Background: What I'm trying to work out is if I can use either the H number, or somehow to use the individual P numbers, to get a confidence measure in its translation. I've been analyzing a handful of translations against the H number and didn't notice much correspondence between it and my subjective opinion of translation quality. But I've a couple where I thought it was particularly poor - it had missed a bit of key information - and the final P number was a relatively high -0.6099 and -0.3091 (The final P number is -0.11 or so on most of them.)


Solution

  • Q: I'm wondering if it is reasonable to say a low (absolute) number in the P row means higher confidence in that particular word?
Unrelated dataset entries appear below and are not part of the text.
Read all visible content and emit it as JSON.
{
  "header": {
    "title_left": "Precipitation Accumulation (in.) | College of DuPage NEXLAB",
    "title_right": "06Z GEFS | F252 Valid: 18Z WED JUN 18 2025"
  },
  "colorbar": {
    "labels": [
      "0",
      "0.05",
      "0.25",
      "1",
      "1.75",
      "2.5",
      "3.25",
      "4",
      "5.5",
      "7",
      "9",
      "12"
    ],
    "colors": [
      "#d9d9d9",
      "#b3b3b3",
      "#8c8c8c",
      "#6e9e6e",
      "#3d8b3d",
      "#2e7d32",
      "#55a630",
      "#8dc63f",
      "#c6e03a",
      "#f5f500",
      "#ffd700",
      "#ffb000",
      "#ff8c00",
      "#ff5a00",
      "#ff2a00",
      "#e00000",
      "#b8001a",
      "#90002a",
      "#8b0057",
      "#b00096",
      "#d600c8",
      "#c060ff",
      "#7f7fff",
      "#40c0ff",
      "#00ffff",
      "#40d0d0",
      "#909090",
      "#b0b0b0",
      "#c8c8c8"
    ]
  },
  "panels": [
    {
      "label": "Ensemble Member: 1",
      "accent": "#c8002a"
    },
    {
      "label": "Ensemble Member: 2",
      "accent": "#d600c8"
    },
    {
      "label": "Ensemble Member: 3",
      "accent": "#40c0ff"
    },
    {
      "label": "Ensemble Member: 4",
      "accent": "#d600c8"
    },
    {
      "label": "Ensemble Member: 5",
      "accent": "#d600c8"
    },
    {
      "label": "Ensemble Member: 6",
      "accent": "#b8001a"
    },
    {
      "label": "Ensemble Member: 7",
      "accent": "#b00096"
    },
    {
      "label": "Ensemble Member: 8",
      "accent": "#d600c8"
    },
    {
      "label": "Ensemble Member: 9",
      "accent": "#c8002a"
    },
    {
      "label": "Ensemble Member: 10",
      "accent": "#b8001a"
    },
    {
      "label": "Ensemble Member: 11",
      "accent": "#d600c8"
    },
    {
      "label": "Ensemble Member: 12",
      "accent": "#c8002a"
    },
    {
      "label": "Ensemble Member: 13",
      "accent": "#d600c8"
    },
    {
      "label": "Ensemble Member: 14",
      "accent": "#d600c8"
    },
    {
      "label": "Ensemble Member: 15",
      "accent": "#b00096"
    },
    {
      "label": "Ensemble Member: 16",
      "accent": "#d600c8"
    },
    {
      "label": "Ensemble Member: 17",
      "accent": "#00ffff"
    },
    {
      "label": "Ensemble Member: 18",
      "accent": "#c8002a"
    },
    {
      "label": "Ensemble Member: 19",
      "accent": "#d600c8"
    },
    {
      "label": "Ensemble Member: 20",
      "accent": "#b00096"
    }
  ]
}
    • Yes. As the docs says, "P is the positional score per token position". The score is actually the log probability, therefore the higher (i.e., the lower absolute number) the more "confident". The source-code may not be that easy to follow, but the scores are generated by the SequenceScorer, and there you can see that scores are normalized (which includes a log either if when you're using a single model or an ensemble). Moreover, when printing the scores, they convert them from base e to 2:

      print('P-{}\t{}'.format(
          sample_id,
          ' '.join(map(
              lambda x: '{:.4f}'.format(x),
              # convert from base e to base 2
              hypo['positional_scores'].div_(math.log(2)).tolist(),
      ))
      

    Q: What I'm trying to work out is if I can use either the H number, or somehow to use the individual P numbers, to get a confidence measure in its translation.
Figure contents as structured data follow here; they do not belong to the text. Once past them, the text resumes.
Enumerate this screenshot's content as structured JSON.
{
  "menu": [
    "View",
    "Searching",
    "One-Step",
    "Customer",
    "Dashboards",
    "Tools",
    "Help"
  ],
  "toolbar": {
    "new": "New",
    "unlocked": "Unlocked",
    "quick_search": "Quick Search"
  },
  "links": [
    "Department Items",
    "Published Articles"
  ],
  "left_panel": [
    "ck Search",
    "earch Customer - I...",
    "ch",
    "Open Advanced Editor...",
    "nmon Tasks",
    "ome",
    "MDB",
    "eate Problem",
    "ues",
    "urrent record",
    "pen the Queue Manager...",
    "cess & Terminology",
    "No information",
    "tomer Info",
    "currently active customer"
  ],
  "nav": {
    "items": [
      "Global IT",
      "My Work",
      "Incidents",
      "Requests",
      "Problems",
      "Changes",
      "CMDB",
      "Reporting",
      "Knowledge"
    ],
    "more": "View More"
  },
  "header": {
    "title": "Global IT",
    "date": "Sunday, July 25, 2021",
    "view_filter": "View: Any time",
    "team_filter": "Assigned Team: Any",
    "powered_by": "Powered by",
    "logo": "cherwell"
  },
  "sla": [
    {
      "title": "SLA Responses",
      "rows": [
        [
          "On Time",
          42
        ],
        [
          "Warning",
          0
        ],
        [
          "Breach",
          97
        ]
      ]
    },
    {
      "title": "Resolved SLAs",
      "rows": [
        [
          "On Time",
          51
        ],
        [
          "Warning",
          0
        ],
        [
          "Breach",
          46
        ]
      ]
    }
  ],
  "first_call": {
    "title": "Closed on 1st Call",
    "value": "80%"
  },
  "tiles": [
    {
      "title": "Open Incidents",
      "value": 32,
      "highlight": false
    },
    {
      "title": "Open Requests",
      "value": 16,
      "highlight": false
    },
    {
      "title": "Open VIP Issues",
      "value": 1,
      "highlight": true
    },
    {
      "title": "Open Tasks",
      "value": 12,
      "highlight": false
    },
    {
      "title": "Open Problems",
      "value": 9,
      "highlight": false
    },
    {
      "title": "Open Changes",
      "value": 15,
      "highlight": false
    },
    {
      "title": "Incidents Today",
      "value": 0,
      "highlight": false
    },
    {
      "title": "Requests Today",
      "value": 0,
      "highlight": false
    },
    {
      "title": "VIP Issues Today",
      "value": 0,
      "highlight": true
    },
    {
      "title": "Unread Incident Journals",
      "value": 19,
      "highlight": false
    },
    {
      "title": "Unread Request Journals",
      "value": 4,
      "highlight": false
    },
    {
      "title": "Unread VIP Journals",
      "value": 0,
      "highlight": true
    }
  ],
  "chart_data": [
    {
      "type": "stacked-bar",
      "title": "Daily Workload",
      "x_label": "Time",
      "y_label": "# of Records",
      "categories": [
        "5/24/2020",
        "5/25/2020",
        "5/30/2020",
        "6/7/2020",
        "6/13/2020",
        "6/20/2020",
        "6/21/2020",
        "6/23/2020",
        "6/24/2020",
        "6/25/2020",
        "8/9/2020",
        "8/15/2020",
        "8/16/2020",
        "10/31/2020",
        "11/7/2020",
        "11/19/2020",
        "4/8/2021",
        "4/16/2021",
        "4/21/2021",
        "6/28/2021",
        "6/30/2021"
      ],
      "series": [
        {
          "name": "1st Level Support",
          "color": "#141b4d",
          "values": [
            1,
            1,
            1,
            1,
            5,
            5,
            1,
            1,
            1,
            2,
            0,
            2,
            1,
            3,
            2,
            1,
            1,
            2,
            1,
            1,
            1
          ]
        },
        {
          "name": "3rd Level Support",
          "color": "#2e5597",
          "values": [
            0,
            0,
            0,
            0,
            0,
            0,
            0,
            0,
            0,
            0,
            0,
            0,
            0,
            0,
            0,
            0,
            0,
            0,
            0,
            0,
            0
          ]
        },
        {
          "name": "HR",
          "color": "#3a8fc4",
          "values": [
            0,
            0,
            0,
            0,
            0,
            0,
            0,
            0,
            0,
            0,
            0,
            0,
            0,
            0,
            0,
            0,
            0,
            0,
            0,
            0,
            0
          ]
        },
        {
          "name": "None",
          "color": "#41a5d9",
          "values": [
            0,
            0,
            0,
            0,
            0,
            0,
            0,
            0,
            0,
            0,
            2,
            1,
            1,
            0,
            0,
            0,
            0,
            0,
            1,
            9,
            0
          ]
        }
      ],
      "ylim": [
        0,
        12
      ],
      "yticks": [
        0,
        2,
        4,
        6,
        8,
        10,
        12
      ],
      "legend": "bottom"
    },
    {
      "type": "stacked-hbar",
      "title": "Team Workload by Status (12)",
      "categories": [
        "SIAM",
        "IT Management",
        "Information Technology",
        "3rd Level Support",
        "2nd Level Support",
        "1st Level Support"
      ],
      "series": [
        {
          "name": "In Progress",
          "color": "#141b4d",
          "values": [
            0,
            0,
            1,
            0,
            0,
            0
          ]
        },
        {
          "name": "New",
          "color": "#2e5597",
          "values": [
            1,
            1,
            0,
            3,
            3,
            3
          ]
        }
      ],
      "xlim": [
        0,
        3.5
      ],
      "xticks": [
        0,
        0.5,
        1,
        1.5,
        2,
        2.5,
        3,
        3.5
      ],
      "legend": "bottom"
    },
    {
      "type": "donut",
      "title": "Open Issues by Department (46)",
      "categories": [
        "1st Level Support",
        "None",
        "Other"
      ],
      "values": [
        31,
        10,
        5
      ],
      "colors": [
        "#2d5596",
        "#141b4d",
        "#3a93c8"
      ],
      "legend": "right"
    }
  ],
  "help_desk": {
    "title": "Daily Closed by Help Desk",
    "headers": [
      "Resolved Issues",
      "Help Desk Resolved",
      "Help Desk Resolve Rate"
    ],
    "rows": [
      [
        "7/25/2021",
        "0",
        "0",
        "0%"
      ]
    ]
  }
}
    • It turns out that the H value is simply the average of the P values, as you can see here:

      score_i = avg_probs_i.sum() / tgt_len
      

      also converted to base 2. You can check that in your example:

      import numpy as np
      print(np.mean([-0.0763,-0.1849 ,-0.0956 ,-0.0946 ,-0.0735 ,-0.1150 ,-0.1301 ,-0.0042 ,-0.0321 ,-0.0171 ,-0.0052 ,-0.0062 ,-0.0015]))
      # >>> -0.06433076923076922
      

      Another measurement that is often used to assess the performance of a language model is Perplexity. And a good thing is that perplexity can be easily computed based on the P values, as shown in the Language Model example of the fairseq repository:

      # Compute perplexity for a sequence
      en_lm.score('Barack Obama is coming to Sydney and New Zealand')['positional_scores'].mean().neg().exp()
      # tensor(15.1474)
      

      I'm not an expert on NLP, so I can't really tell you which one you should use in your case.